The outer office door opened, and a tall, slender man entered. He looked a little pale and wan, but the smile was genuine.
“Griffin,” he said, cautiously extending his hand. “You kept your promise.”
“Tony McWhirter, you kept yours,” Alex said. “You’re on work furlough, loaned to the municipality of Dream Park. Ah—as the duly elected Sheriff of Dream Park, I tell you that you are restricted to within two kilometers of this office—” Alex’s voice softened. “The only other restriction is that you make up for lost time, Tony.”
The two men faced each other, looking uncomfortable. Tony looked around the room. And through the external windows, around the Park.
The Barsoom Project was gone. Dream Park was alight again, ready for the public. It wore its public face. Dream Park was bright and beautiful and flashy.
“I feel . . . so strange,” Tony said. “I can’t believe that you’re giving me a chance like this.”
“You’ve panned out,” Griffin said. “Let’s start over again. I want you here, in Security. Meantime, until we know exactly what the situation is, you’ll stay in CMC, with full protection. Just in case.”
“Appreciate that.”
McWhirter nodded to Millicent. His eyes lingered on her until he suddenly flushed with embarrassment. He left the office hurriedly.

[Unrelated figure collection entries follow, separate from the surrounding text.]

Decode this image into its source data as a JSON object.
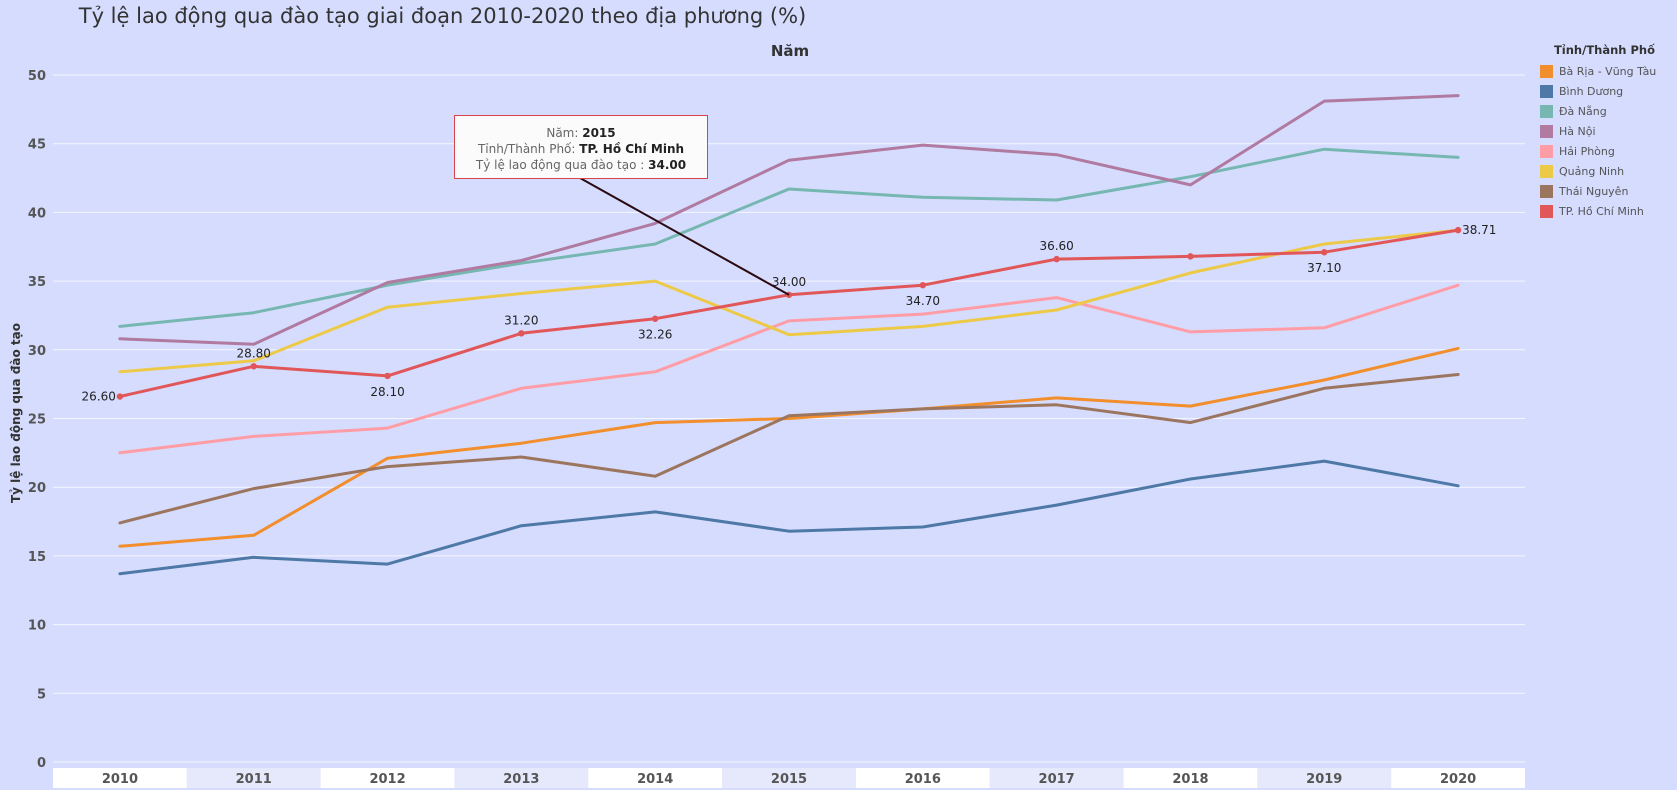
{
  "chart_data": {
    "type": "line",
    "title": "Tỷ lệ lao động qua đào tạo giai đoạn 2010-2020 theo địa phương (%)",
    "subtitle": "Năm",
    "xlabel": "",
    "ylabel": "Tỷ lệ lao động qua đào tạo",
    "categories": [
      "2010",
      "2011",
      "2012",
      "2013",
      "2014",
      "2015",
      "2016",
      "2017",
      "2018",
      "2019",
      "2020"
    ],
    "ylim": [
      0,
      50
    ],
    "yticks": [
      0,
      5,
      10,
      15,
      20,
      25,
      30,
      35,
      40,
      45,
      50
    ],
    "grid": true,
    "legend": {
      "title": "Tỉnh/Thành Phố",
      "placement": "right"
    },
    "series": [
      {
        "name": "Bà Rịa - Vũng Tàu",
        "color": "#f28e2b",
        "values": [
          15.7,
          16.5,
          22.1,
          23.2,
          24.7,
          25.0,
          25.7,
          26.5,
          25.9,
          27.8,
          30.1
        ]
      },
      {
        "name": "Bình Dương",
        "color": "#4e79a7",
        "values": [
          13.7,
          14.9,
          14.4,
          17.2,
          18.2,
          16.8,
          17.1,
          18.7,
          20.6,
          21.9,
          20.1
        ]
      },
      {
        "name": "Đà Nẵng",
        "color": "#76b7b2",
        "values": [
          31.7,
          32.7,
          34.7,
          36.3,
          37.7,
          41.7,
          41.1,
          40.9,
          42.6,
          44.6,
          44.0
        ]
      },
      {
        "name": "Hà Nội",
        "color": "#b07aa1",
        "values": [
          30.8,
          30.4,
          34.9,
          36.5,
          39.2,
          43.8,
          44.9,
          44.2,
          42.0,
          48.1,
          48.5
        ]
      },
      {
        "name": "Hải Phòng",
        "color": "#ff9da7",
        "values": [
          22.5,
          23.7,
          24.3,
          27.2,
          28.4,
          32.1,
          32.6,
          33.8,
          31.3,
          31.6,
          34.7
        ]
      },
      {
        "name": "Quảng Ninh",
        "color": "#edc948",
        "values": [
          28.4,
          29.2,
          33.1,
          34.1,
          35.0,
          31.1,
          31.7,
          32.9,
          35.6,
          37.7,
          38.7
        ]
      },
      {
        "name": "Thái Nguyên",
        "color": "#9c755f",
        "values": [
          17.4,
          19.9,
          21.5,
          22.2,
          20.8,
          25.2,
          25.7,
          26.0,
          24.7,
          27.2,
          28.2
        ]
      },
      {
        "name": "TP. Hồ Chí Minh",
        "color": "#e15759",
        "values": [
          26.6,
          28.8,
          28.1,
          31.2,
          32.26,
          34.0,
          34.7,
          36.6,
          36.8,
          37.1,
          38.71
        ],
        "markers": true
      }
    ],
    "data_labels": [
      {
        "text": "26.60",
        "index": 0,
        "pos": "left"
      },
      {
        "text": "28.80",
        "index": 1,
        "pos": "above"
      },
      {
        "text": "28.10",
        "index": 2,
        "pos": "below"
      },
      {
        "text": "31.20",
        "index": 3,
        "pos": "above"
      },
      {
        "text": "32.26",
        "index": 4,
        "pos": "below"
      },
      {
        "text": "34.00",
        "index": 5,
        "pos": "above"
      },
      {
        "text": "34.70",
        "index": 6,
        "pos": "below"
      },
      {
        "text": "36.60",
        "index": 7,
        "pos": "above"
      },
      {
        "text": "37.10",
        "index": 9,
        "pos": "below"
      },
      {
        "text": "38.71",
        "index": 10,
        "pos": "right"
      }
    ],
    "tooltip": {
      "year_label": "Năm:",
      "year_value": "2015",
      "city_label": "Tỉnh/Thành Phố:",
      "city_value": "TP. Hồ Chí Minh",
      "rate_label": "Tỷ lệ lao động qua đào tạo :",
      "rate_value": "34.00",
      "target_index": 5
    }
  }
}
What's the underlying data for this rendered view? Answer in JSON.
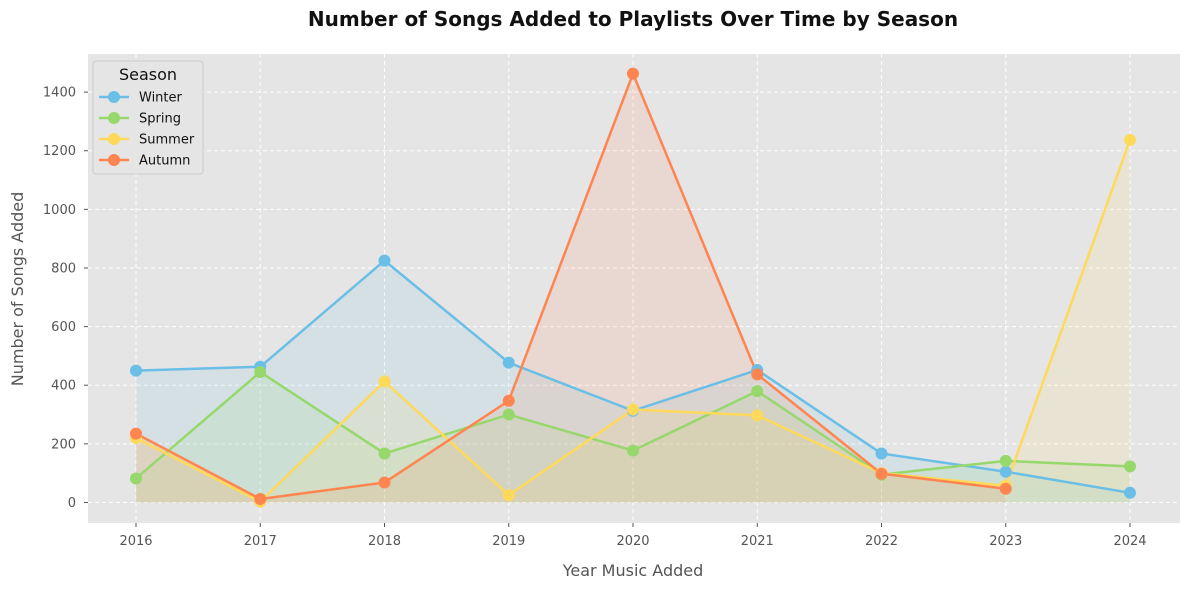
{
  "chart_data": {
    "type": "line",
    "title": "Number of Songs Added to Playlists Over Time by Season",
    "xlabel": "Year Music Added",
    "ylabel": "Number of Songs Added",
    "x": [
      "2016",
      "2017",
      "2018",
      "2019",
      "2020",
      "2021",
      "2022",
      "2023",
      "2024"
    ],
    "yticks": [
      0,
      200,
      400,
      600,
      800,
      1000,
      1200,
      1400
    ],
    "ylim": [
      -70,
      1530
    ],
    "grid": true,
    "legend": {
      "title": "Season",
      "position": "top-left"
    },
    "series": [
      {
        "name": "Winter",
        "color": "#6bbfe6",
        "values": [
          450,
          463,
          825,
          477,
          313,
          452,
          167,
          105,
          33
        ]
      },
      {
        "name": "Spring",
        "color": "#96d86c",
        "values": [
          82,
          445,
          167,
          300,
          177,
          380,
          95,
          142,
          123
        ]
      },
      {
        "name": "Summer",
        "color": "#ffd95a",
        "values": [
          220,
          3,
          413,
          25,
          317,
          297,
          100,
          57,
          1237
        ]
      },
      {
        "name": "Autumn",
        "color": "#ff8550",
        "values": [
          235,
          12,
          68,
          347,
          1463,
          437,
          98,
          47,
          null
        ]
      }
    ]
  }
}
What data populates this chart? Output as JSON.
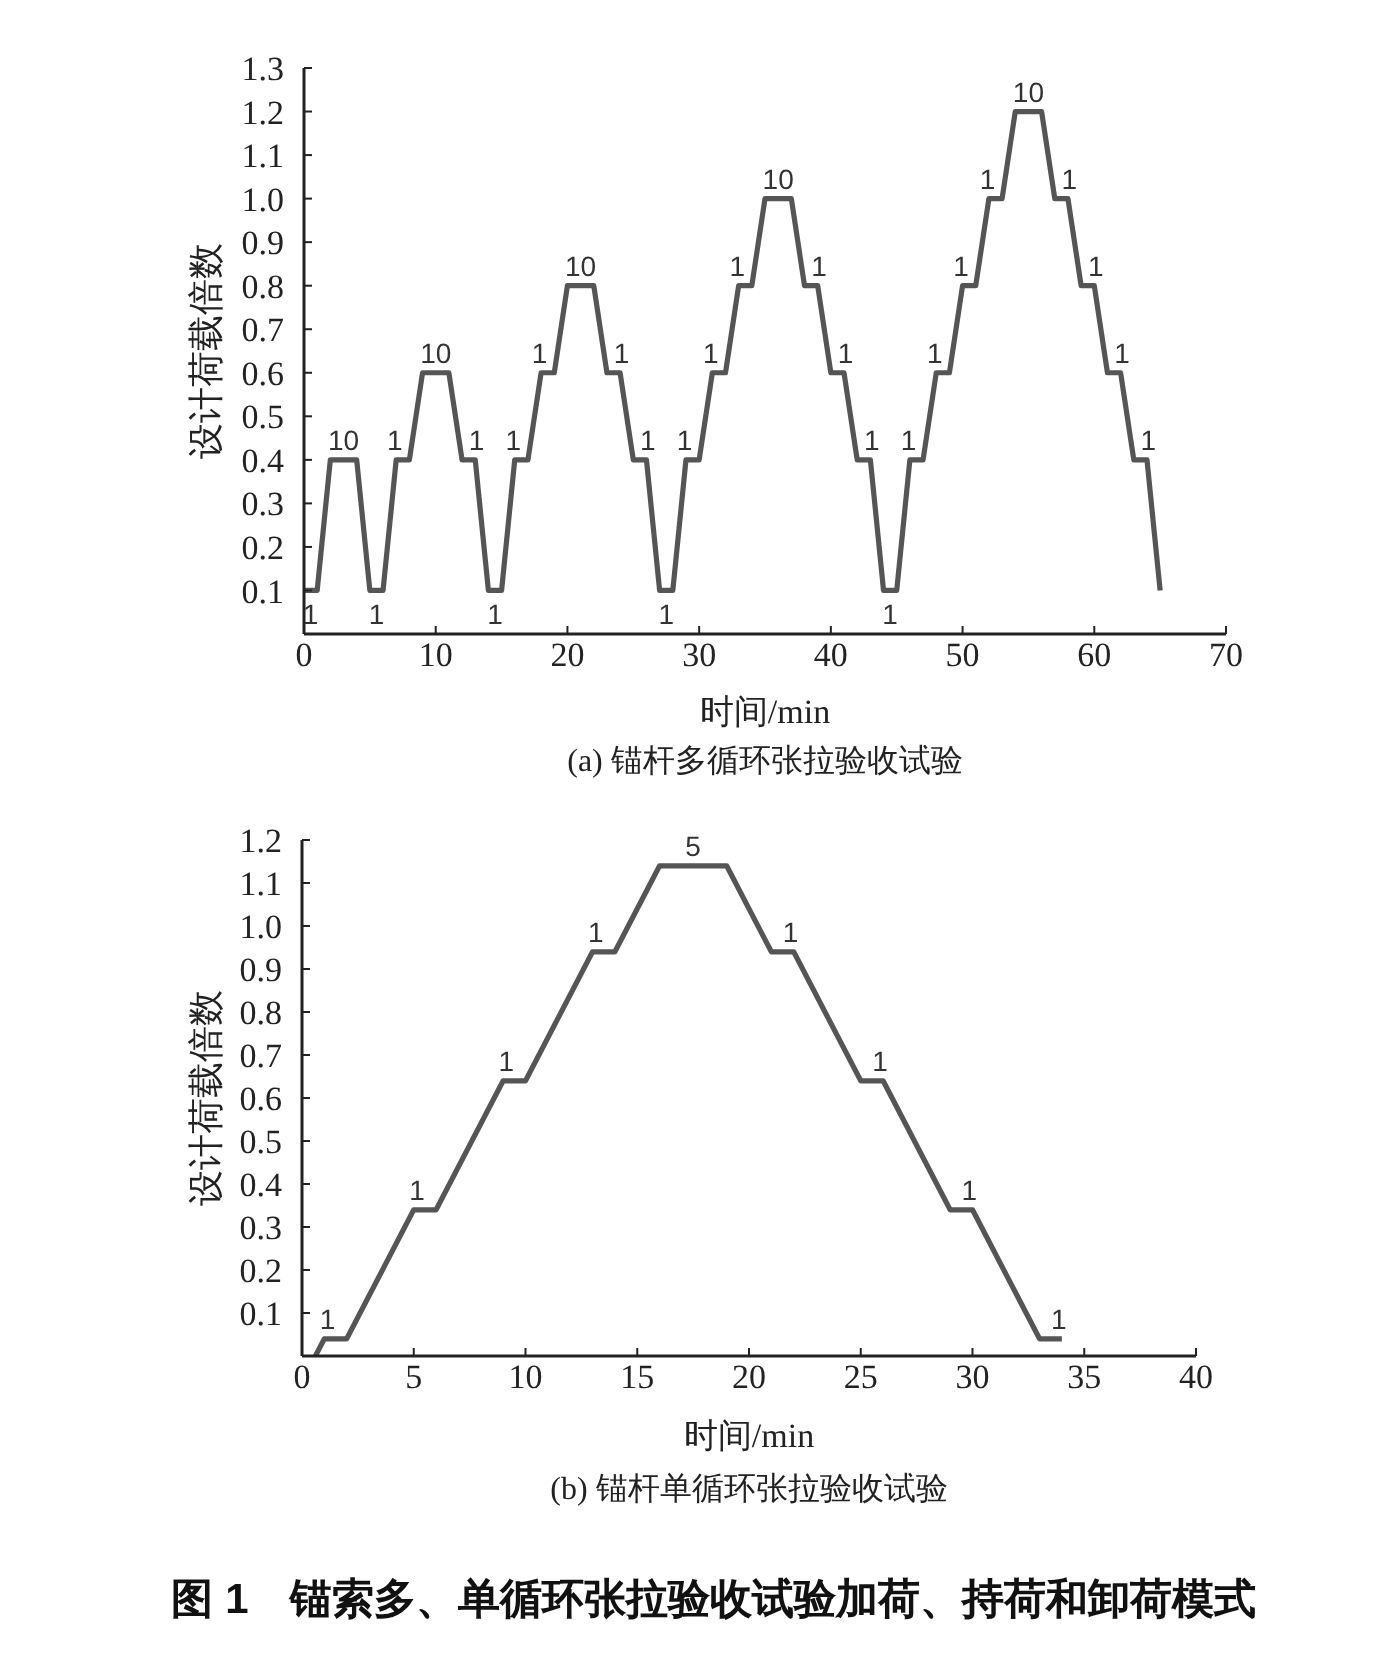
{
  "chart_data": [
    {
      "type": "line",
      "title": "(a) 锚杆多循环张拉验收试验",
      "xlabel": "时间/min",
      "ylabel": "设计荷载倍数",
      "color": "#555555",
      "marker": "none",
      "line_style": "solid",
      "x": [
        0,
        1,
        2,
        4,
        5,
        6,
        7,
        8,
        9,
        11,
        12,
        13,
        14,
        15,
        16,
        17,
        18,
        19,
        20,
        22,
        23,
        24,
        25,
        26,
        27,
        28,
        29,
        30,
        31,
        32,
        33,
        34,
        35,
        37,
        38,
        39,
        40,
        41,
        42,
        43,
        44,
        45,
        46,
        47,
        48,
        49,
        50,
        51,
        52,
        53,
        54,
        56,
        57,
        58,
        59,
        60,
        61,
        62,
        63,
        64,
        65
      ],
      "values": [
        0.1,
        0.1,
        0.4,
        0.4,
        0.1,
        0.1,
        0.4,
        0.4,
        0.6,
        0.6,
        0.4,
        0.4,
        0.1,
        0.1,
        0.4,
        0.4,
        0.6,
        0.6,
        0.8,
        0.8,
        0.6,
        0.6,
        0.4,
        0.4,
        0.1,
        0.1,
        0.4,
        0.4,
        0.6,
        0.6,
        0.8,
        0.8,
        1.0,
        1.0,
        0.8,
        0.8,
        0.6,
        0.6,
        0.4,
        0.4,
        0.1,
        0.1,
        0.4,
        0.4,
        0.6,
        0.6,
        0.8,
        0.8,
        1.0,
        1.0,
        1.2,
        1.2,
        1.0,
        1.0,
        0.8,
        0.8,
        0.6,
        0.6,
        0.4,
        0.4,
        0.1
      ],
      "xlim": [
        0,
        70
      ],
      "xticks": [
        0,
        10,
        20,
        30,
        40,
        50,
        60,
        70
      ],
      "ylim": [
        0,
        1.3
      ],
      "yticks": [
        0.1,
        0.2,
        0.3,
        0.4,
        0.5,
        0.6,
        0.7,
        0.8,
        0.9,
        {
          "value": 1,
          "label": "1.0"
        },
        1.1,
        1.2,
        1.3
      ],
      "annotations": [
        {
          "text": "1",
          "x": 0.5,
          "y": 0.1
        },
        {
          "text": "10",
          "x": 3,
          "y": 0.4
        },
        {
          "text": "1",
          "x": 5.5,
          "y": 0.1
        },
        {
          "text": "1",
          "x": 7.5,
          "y": 0.4
        },
        {
          "text": "10",
          "x": 10,
          "y": 0.6
        },
        {
          "text": "1",
          "x": 12.5,
          "y": 0.4
        },
        {
          "text": "1",
          "x": 14.5,
          "y": 0.1
        },
        {
          "text": "1",
          "x": 16.5,
          "y": 0.4
        },
        {
          "text": "1",
          "x": 18.5,
          "y": 0.6
        },
        {
          "text": "10",
          "x": 21,
          "y": 0.8
        },
        {
          "text": "1",
          "x": 23.5,
          "y": 0.6
        },
        {
          "text": "1",
          "x": 25.5,
          "y": 0.4
        },
        {
          "text": "1",
          "x": 27.5,
          "y": 0.1
        },
        {
          "text": "1",
          "x": 29.5,
          "y": 0.4
        },
        {
          "text": "1",
          "x": 31.5,
          "y": 0.6
        },
        {
          "text": "1",
          "x": 33.5,
          "y": 0.8
        },
        {
          "text": "10",
          "x": 36,
          "y": 1.0
        },
        {
          "text": "1",
          "x": 38.5,
          "y": 0.8
        },
        {
          "text": "1",
          "x": 40.5,
          "y": 0.6
        },
        {
          "text": "1",
          "x": 42.5,
          "y": 0.4
        },
        {
          "text": "1",
          "x": 44.5,
          "y": 0.1
        },
        {
          "text": "1",
          "x": 46.5,
          "y": 0.4
        },
        {
          "text": "1",
          "x": 48.5,
          "y": 0.6
        },
        {
          "text": "1",
          "x": 50.5,
          "y": 0.8
        },
        {
          "text": "1",
          "x": 52.5,
          "y": 1.0
        },
        {
          "text": "10",
          "x": 55,
          "y": 1.2
        },
        {
          "text": "1",
          "x": 57.5,
          "y": 1.0
        },
        {
          "text": "1",
          "x": 59.5,
          "y": 0.8
        },
        {
          "text": "1",
          "x": 61.5,
          "y": 0.6
        },
        {
          "text": "1",
          "x": 63.5,
          "y": 0.4
        }
      ]
    },
    {
      "type": "line",
      "title": "(b) 锚杆单循环张拉验收试验",
      "xlabel": "时间/min",
      "ylabel": "设计荷载倍数",
      "color": "#555555",
      "marker": "none",
      "line_style": "solid",
      "x": [
        0.6,
        1,
        2,
        5,
        6,
        9,
        10,
        13,
        14,
        16,
        19,
        21,
        22,
        25,
        26,
        29,
        30,
        33,
        34
      ],
      "values": [
        0,
        0.04,
        0.04,
        0.34,
        0.34,
        0.64,
        0.64,
        0.94,
        0.94,
        1.14,
        1.14,
        0.94,
        0.94,
        0.64,
        0.64,
        0.34,
        0.34,
        0.04,
        0.04
      ],
      "xlim": [
        0,
        40
      ],
      "xticks": [
        0,
        5,
        10,
        15,
        20,
        25,
        30,
        35,
        40
      ],
      "ylim": [
        0,
        1.2
      ],
      "yticks": [
        0.1,
        0.2,
        0.3,
        0.4,
        0.5,
        0.6,
        0.7,
        0.8,
        0.9,
        {
          "value": 1,
          "label": "1.0"
        },
        1.1,
        1.2
      ],
      "annotations": [
        {
          "text": "1",
          "x": 1.5,
          "y": 0.04
        },
        {
          "text": "1",
          "x": 5.5,
          "y": 0.34
        },
        {
          "text": "1",
          "x": 9.5,
          "y": 0.64
        },
        {
          "text": "1",
          "x": 13.5,
          "y": 0.94
        },
        {
          "text": "5",
          "x": 17.5,
          "y": 1.14
        },
        {
          "text": "1",
          "x": 21.5,
          "y": 0.94
        },
        {
          "text": "1",
          "x": 25.5,
          "y": 0.64
        },
        {
          "text": "1",
          "x": 29.5,
          "y": 0.34
        },
        {
          "text": "1",
          "x": 33.5,
          "y": 0.04
        },
        "图 1　锚索多、单循环张拉验收试验加荷、持荷和卸荷模式"
      ]
    }
  ]
}
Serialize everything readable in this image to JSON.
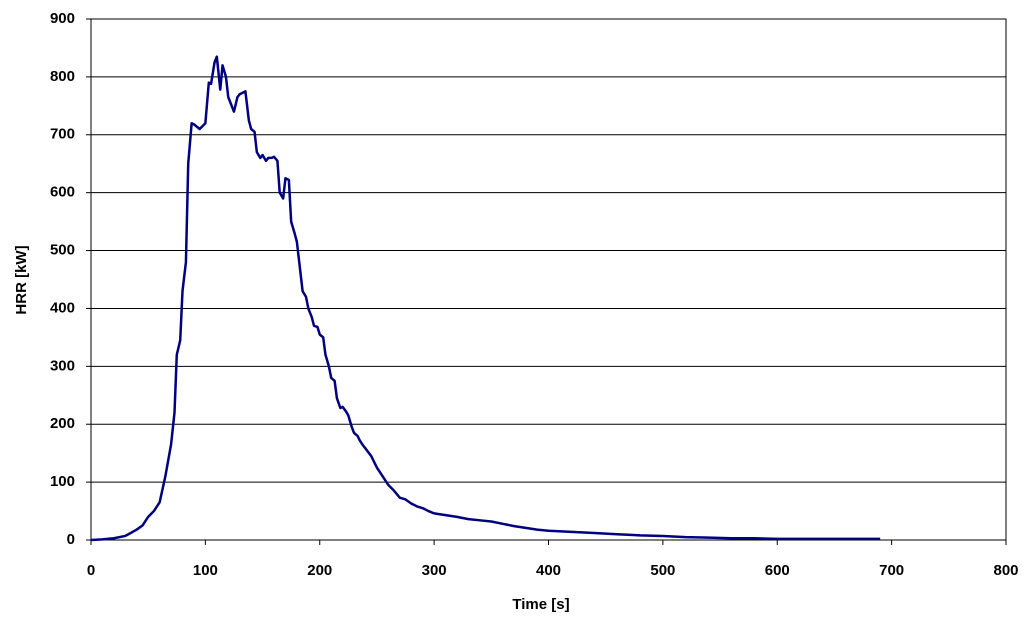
{
  "chart_data": {
    "type": "line",
    "x_label": "Time [s]",
    "y_label": "HRR [kW]",
    "x": [
      0,
      10,
      20,
      30,
      40,
      45,
      50,
      55,
      60,
      65,
      70,
      73,
      75,
      78,
      80,
      83,
      85,
      88,
      90,
      95,
      100,
      103,
      105,
      108,
      110,
      113,
      115,
      118,
      120,
      125,
      128,
      130,
      135,
      138,
      140,
      143,
      145,
      148,
      150,
      153,
      155,
      158,
      160,
      163,
      165,
      168,
      170,
      173,
      175,
      178,
      180,
      185,
      188,
      190,
      193,
      195,
      198,
      200,
      203,
      205,
      208,
      210,
      213,
      215,
      218,
      220,
      223,
      225,
      228,
      230,
      233,
      235,
      238,
      240,
      245,
      250,
      255,
      260,
      265,
      270,
      275,
      280,
      285,
      290,
      295,
      300,
      310,
      320,
      330,
      340,
      350,
      360,
      370,
      380,
      390,
      400,
      420,
      440,
      460,
      480,
      500,
      520,
      540,
      560,
      580,
      600,
      620,
      640,
      660,
      690
    ],
    "series": [
      {
        "color": "#000080",
        "values": [
          0,
          1,
          3,
          7,
          18,
          25,
          40,
          50,
          65,
          110,
          165,
          220,
          320,
          345,
          430,
          480,
          650,
          720,
          718,
          710,
          720,
          790,
          788,
          825,
          835,
          778,
          820,
          800,
          765,
          740,
          765,
          770,
          775,
          725,
          710,
          705,
          670,
          660,
          665,
          655,
          660,
          660,
          662,
          655,
          600,
          590,
          625,
          622,
          550,
          530,
          515,
          430,
          420,
          400,
          385,
          370,
          368,
          355,
          350,
          320,
          300,
          280,
          275,
          245,
          228,
          230,
          222,
          215,
          195,
          185,
          180,
          172,
          163,
          158,
          145,
          125,
          110,
          95,
          85,
          73,
          70,
          63,
          58,
          55,
          50,
          46,
          43,
          40,
          36,
          34,
          32,
          28,
          24,
          21,
          18,
          16,
          14,
          12,
          10,
          8,
          7,
          5,
          4,
          3,
          3,
          2,
          2,
          2,
          2,
          2
        ]
      }
    ],
    "xlim": [
      0,
      800
    ],
    "xticks": [
      0,
      100,
      200,
      300,
      400,
      500,
      600,
      700,
      800
    ],
    "ylim": [
      0,
      900
    ],
    "yticks": [
      0,
      100,
      200,
      300,
      400,
      500,
      600,
      700,
      800,
      900
    ],
    "grid": true
  }
}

Millicent watched him go. “Could be the beginning of a beautiful friendship.”
“Yeah,” Alex sighed. “Based on honesty and trust.”
“Based on fantasy,” she said.
“Not the worst place to start,” he said.
His arm stole around her.
It wasn’t his fault. None of the death, the deception, the injury surrounding the Barsoom Project, and the past of Cowles Industries, had been his fault. But his aching back and bruised ribs, and the sight of Tony’s hollow face, had reminded him that it was all his responsibility. He had done the best he could. And he had to believe Vail.